Le pétrole a changé le visage de la Libye. Un pays semi désertique, peuplé de tribus nomades, s’est brutalement projeté à l’avant-scène du monde. Il s’est taillé au passage un véritable leadership continental, à défaut de se faire l’élément fédérateur de la Ouma islamique qu’en avait rêvé son chef.
Mais le pétrole allait vite se révéler un couteau à double tranchant. A l’intérieur de la Libye, le pétrole ne pourrait être gage de paix que si la richesse qu’il contribuait à produire était équitablement répartie et partagée entre toutes les composantes tribales du pays. Le système de pouvoir libyen reposait sur un pivot qui était à maintenir en équilibre constant entre différentes entités aux intérêts pas toujours convergents. Comment satisfaire chacun ? Comment contenter tout le monde ? Les bouderies, les fâcheries provoquaient des ruptures d’équilibre qui ébranlaient, à saison régulière, l’architecture d’ensemble du pouvoir.

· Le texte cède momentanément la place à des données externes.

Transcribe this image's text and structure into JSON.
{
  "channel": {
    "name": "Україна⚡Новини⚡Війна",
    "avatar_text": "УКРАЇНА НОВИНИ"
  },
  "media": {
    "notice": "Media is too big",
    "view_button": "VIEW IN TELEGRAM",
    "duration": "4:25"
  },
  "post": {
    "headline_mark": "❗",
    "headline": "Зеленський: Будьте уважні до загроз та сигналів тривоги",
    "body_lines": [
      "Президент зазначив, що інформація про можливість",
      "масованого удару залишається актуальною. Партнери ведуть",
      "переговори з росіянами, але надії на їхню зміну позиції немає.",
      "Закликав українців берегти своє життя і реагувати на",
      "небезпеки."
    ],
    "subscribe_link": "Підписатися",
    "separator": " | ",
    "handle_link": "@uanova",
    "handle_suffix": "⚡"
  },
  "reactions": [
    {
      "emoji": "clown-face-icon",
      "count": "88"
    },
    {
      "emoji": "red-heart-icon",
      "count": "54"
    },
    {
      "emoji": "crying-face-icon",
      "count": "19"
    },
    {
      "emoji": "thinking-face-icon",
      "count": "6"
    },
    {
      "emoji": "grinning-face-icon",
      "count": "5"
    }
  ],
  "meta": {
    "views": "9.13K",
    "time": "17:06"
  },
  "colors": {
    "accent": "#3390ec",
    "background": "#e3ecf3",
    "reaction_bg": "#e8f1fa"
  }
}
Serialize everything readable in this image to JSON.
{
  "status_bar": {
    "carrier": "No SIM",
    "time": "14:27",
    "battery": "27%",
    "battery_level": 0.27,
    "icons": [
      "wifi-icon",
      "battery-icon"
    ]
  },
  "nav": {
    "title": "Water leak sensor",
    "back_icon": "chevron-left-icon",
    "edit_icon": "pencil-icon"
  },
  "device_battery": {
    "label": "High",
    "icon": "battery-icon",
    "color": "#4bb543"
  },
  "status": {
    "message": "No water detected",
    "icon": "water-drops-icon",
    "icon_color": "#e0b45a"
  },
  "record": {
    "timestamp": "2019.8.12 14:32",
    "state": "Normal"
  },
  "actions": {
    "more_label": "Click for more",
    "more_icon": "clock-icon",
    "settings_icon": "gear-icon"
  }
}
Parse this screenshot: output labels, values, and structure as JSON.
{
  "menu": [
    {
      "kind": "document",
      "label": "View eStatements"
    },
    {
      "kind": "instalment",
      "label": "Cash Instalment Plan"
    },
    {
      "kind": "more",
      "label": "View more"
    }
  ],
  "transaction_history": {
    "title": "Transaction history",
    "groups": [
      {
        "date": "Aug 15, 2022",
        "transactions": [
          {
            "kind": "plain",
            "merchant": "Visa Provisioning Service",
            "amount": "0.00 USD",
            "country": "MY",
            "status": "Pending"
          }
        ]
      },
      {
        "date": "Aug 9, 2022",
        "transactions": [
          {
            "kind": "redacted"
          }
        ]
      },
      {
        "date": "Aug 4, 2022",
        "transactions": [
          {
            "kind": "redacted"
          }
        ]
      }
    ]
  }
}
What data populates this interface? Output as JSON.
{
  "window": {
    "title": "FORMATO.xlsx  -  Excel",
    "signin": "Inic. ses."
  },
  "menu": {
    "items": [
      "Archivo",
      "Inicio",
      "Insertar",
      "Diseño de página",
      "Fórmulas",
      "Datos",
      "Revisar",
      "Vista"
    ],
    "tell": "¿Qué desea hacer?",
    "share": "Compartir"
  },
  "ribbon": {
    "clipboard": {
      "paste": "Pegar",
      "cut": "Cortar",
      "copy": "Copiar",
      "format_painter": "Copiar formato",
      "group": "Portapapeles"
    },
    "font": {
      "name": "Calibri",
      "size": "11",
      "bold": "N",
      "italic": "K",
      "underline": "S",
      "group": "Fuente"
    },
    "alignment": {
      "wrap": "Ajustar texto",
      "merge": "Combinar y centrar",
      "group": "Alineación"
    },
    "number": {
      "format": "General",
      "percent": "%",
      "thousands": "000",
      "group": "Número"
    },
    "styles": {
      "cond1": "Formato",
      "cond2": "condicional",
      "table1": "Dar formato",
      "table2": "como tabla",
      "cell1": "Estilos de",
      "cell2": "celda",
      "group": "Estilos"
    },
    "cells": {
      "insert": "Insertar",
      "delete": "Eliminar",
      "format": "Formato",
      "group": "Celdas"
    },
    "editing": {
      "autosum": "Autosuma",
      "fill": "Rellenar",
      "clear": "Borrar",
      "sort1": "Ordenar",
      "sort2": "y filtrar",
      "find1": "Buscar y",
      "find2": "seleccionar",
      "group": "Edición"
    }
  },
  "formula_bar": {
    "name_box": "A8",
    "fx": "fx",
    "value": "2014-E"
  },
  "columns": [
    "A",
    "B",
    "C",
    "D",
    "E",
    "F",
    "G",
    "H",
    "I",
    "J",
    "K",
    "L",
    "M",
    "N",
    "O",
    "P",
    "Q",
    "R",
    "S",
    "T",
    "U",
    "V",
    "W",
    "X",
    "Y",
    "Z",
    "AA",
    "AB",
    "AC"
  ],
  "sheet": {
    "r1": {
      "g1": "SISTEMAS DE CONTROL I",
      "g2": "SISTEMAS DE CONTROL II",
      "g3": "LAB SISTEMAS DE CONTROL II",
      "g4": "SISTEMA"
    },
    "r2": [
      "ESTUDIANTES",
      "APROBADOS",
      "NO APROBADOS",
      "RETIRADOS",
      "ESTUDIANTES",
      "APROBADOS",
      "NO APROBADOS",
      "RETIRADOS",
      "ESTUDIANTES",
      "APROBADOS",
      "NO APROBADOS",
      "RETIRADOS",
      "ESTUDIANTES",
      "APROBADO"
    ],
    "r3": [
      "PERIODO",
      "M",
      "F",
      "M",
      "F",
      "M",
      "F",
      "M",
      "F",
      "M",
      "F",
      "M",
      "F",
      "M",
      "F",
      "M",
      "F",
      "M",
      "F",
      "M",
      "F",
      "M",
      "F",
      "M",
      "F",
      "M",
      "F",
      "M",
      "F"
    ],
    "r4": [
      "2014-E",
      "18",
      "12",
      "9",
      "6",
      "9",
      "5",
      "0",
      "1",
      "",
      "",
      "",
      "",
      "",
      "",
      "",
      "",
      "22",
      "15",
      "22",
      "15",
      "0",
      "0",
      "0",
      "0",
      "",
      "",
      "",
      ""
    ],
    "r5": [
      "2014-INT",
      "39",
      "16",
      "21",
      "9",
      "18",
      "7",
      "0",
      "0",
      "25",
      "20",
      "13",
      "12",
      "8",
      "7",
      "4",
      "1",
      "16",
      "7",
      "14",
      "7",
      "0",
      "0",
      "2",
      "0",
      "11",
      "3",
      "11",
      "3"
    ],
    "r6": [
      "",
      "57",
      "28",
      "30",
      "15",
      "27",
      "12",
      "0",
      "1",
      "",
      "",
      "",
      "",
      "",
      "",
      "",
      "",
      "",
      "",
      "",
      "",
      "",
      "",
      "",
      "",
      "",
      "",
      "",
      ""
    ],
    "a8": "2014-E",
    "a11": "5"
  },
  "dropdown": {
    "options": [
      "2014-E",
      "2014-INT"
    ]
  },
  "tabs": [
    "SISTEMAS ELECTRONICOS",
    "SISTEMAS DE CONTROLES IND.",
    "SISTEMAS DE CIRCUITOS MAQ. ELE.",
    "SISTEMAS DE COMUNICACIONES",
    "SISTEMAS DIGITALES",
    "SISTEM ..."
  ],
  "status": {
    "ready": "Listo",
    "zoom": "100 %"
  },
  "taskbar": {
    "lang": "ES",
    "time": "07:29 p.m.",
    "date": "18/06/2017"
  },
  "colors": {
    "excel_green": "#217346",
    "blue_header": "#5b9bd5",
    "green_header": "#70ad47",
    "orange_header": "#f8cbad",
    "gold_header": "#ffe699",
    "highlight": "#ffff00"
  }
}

A l’extérieur, énervent plus d’un les frasques d’un Kadhafi fièrement assis sur un matelas de pétrole, un pétrole dont se montre gourmand l’Occident industriel. C’est dire que Kadhafi n’était pas aimé. Kadhafi était toléré pour son pétrole. Même après qu’on eut passé l’éponge sur son passé terroriste. Même après qu’il se fut rendu fréquentable : tapis rouge au Palais de l’Elysée à Paris, photo de famille aux côtés des plus grands de la planète à l’issue d’un sommet du G8, visite d’Etat remarquée de Berlusconi, le Président du Conseil italien, à Tripoli. Le pétrole était à la fois l’atout maître et le talon d’Achille de Kadhafi. Voilà la troisième leçon de la crise libyenne.
La quasi-totalité des Chefs d’Etat africains couraient la capitale libyenne. Le « grand-frérisme » entretenu de Kadhafi laissait ouverts à tous son pays et son porte-monnaie. Adulé ici, flatté là, il surfait gaiement et à coups de pétrodollars sur une cour de clients et d’obligés en tous genres. Kadhafi, le roi des rois africains. Kadhafi, le champion des Etats-Unis d’Afrique. Kadhafi par-ci, Kadhafi par-là. La cour du roi ne désemplissait point. Et tout d’un coup, plus rien. Le roi était seul, abandonné de tous. Comme pour donner raison à ce proverbe songhaï qui semble avoir anticipé la trahison de nombre d’entre nous : « C’est le cheval que tu engraisses qui te tue ». Voilà la quatrième leçon que l’on peut retenir de la crise libyenne.